While living in Uganda, we paid a trusted African friend to watch our kids while we went on date nights. At first, she looked at us like we’d grown horns.
“He still takes you out on dates?”
She opined aloud that if I were Ugandan and had borne four children, my husband would probably be looking for another woman to…entertain him. So believe it or not, our consistent dates and happy marriage were a fun and refreshing testimony to those watching us.
(There was this incident where we found Prego spaghetti sauce–Prego!–on a crazy sale at the supermarket while out on one of these dates. When we arrived home, our friend watched while my husband tossed me one of the jars…and I missed catching it. There was sauce everywhere, including up the walls. And my husband and I were laughing like little kids at our stupidity, or perhaps just my klutziness; we were collapsing into each other as we guffawed. My friend just shook her head with a smile. What could your enjoyment of each other communicate?)
Going overseas can be a pressure cooker on your marriage–deepening the flavor, but adding some intense heat and pressure. There are less resources, more demands, and often sweeping life changes, some of which may rock your world.
And to use a different metaphor, like any stressful experience to a structure, cracks in a foundation are often exposed.
In general, marriage before ministry.
There will be times, just like in having little kids, when your marriage is just gritting its teeth until you can both have enough time to reconnect. But on the whole, keep in mind that those you’re reaching will know you are Jesus’ disciples by how you love one another.
Perhaps that’s why all of those passages on qualifications for overseers in the church emphasize the quality of family relationships. Maybe it’s a stretch, but when I read, “if anyone does not provide…especially for members of his household, he has denied the faith and is worse than an unbeliever”–I extend that to more than physical needs. (If not, I’m pretty sure the instruction for a husband to lay down his life for his wife like Jesus did, representing to the world Jesus and the Church [Ephesians 5:25-30] covers that?)
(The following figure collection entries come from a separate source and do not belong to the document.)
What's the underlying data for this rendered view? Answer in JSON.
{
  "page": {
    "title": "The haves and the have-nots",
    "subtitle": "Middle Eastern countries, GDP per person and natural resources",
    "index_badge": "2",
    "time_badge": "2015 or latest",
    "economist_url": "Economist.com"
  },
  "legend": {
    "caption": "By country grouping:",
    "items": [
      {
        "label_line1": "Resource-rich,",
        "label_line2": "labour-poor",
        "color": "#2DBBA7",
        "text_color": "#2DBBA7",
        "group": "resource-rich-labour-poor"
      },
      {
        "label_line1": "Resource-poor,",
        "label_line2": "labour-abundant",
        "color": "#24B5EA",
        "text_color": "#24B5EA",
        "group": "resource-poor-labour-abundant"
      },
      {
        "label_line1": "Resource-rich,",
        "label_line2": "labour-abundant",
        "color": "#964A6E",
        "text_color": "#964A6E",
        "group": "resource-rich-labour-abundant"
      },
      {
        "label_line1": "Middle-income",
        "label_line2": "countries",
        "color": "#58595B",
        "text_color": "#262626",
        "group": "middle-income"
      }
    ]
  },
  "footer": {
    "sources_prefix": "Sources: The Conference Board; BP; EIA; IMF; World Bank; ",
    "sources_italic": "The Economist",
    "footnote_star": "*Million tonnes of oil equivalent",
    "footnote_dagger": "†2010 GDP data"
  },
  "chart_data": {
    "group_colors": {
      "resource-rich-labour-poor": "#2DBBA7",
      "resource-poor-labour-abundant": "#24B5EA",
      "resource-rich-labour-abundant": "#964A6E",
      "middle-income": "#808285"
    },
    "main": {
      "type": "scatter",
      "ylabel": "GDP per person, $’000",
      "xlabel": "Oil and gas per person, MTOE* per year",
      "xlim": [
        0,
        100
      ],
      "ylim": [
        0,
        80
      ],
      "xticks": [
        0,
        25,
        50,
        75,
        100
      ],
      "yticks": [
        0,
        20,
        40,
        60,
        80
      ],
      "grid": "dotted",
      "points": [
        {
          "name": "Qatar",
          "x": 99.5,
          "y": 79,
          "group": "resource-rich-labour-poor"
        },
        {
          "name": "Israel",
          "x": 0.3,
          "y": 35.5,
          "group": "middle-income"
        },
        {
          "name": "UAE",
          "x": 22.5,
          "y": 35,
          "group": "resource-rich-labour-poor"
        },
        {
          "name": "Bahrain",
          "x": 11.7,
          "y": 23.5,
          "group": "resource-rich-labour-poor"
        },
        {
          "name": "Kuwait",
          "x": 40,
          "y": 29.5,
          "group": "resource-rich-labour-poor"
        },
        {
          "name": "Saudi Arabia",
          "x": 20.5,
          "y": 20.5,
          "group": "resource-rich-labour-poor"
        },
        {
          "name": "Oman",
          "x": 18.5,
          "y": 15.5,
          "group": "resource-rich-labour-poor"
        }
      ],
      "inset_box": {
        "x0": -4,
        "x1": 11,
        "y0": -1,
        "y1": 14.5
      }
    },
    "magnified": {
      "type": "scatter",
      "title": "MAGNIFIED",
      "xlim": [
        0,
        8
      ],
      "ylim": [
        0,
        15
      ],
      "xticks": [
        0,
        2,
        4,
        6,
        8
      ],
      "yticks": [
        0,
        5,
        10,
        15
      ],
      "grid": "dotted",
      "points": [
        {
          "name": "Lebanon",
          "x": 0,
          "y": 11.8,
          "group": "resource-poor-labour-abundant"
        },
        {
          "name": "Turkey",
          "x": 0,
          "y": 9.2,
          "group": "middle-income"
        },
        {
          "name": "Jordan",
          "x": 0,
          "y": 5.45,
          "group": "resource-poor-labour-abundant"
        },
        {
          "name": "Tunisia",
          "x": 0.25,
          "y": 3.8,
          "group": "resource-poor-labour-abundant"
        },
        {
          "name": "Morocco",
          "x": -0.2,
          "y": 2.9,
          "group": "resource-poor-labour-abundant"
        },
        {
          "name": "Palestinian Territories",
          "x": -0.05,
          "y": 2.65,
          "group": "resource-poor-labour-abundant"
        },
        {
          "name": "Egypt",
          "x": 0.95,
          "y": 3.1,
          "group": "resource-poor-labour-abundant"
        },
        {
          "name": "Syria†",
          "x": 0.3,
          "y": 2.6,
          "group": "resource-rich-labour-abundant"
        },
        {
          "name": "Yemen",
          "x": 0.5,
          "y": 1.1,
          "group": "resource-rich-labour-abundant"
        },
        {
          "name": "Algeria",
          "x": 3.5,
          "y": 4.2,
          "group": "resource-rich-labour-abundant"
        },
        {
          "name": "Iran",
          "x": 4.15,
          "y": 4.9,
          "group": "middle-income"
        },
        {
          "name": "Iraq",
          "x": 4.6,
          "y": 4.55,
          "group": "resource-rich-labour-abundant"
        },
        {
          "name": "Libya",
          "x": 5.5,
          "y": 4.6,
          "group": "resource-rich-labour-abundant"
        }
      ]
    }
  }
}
Everyone goes through tough spells. And “marriage before ministry” doesn’t mean marriage won’t sometimes need to sacrifice a little more. Marriage is a tremendous resource to draw on. But know that our most intimate relationships often bear the brunt of our stress.
Marriage is like a plant, right? Pick too much off, and there isn’t enough to produce fruit, reproduce, and keep it alive. Without consistent care, it withers, even to the point of death.
My husband and I were probably a year into our time in Africa when we realized we needed a plan in place to maintain our relationship functioning at a high level–because there are always more needs pulling at you in ministry, in a developed country, and certainly in ministry in a developed country. We decided we’d set aside just a few minutes before dinner–maybe on the back porch–or before retreating to our personal time after the kids hit the sack. Though we’ve maintained this with varying degrees of success, it’s taken some nice twists, too: perhaps rubbing the other person’s feet or back with lotion as we chat before bed, or my husband greeting me with a wow-level kiss when he walks in the door.
Great marriages don’t just happen. Like nearly everything else spectacular, they’re the result of work, investment, and TLC. To keep your marriage thriving, it might be necessary to form a plan. Spontaneity is great; we all love romance fueled by emotion. But your emotions may flatline in the midst of life and stress. It’s not a big step down to pay attention to your marriage simply because you’re committed and intentional.
We make time for what’s important to us. And sometimes, marriage needs to move a little higher on the list. If we offer all we have to the poor but “have not love” for those God’s placed in the “flock among us” (1 Peter 5:2)–aren’t we in danger of being the equivalent of a car alarm people can’t shut off (1 Corinthians 13:1-3)?
Remember–the Gospel in our homes matters deeply. We’re communicating to our kids, the world, and ourselves that our value and identity lie not in what we do, but in God’s peaceful, loving, restful acceptance of us.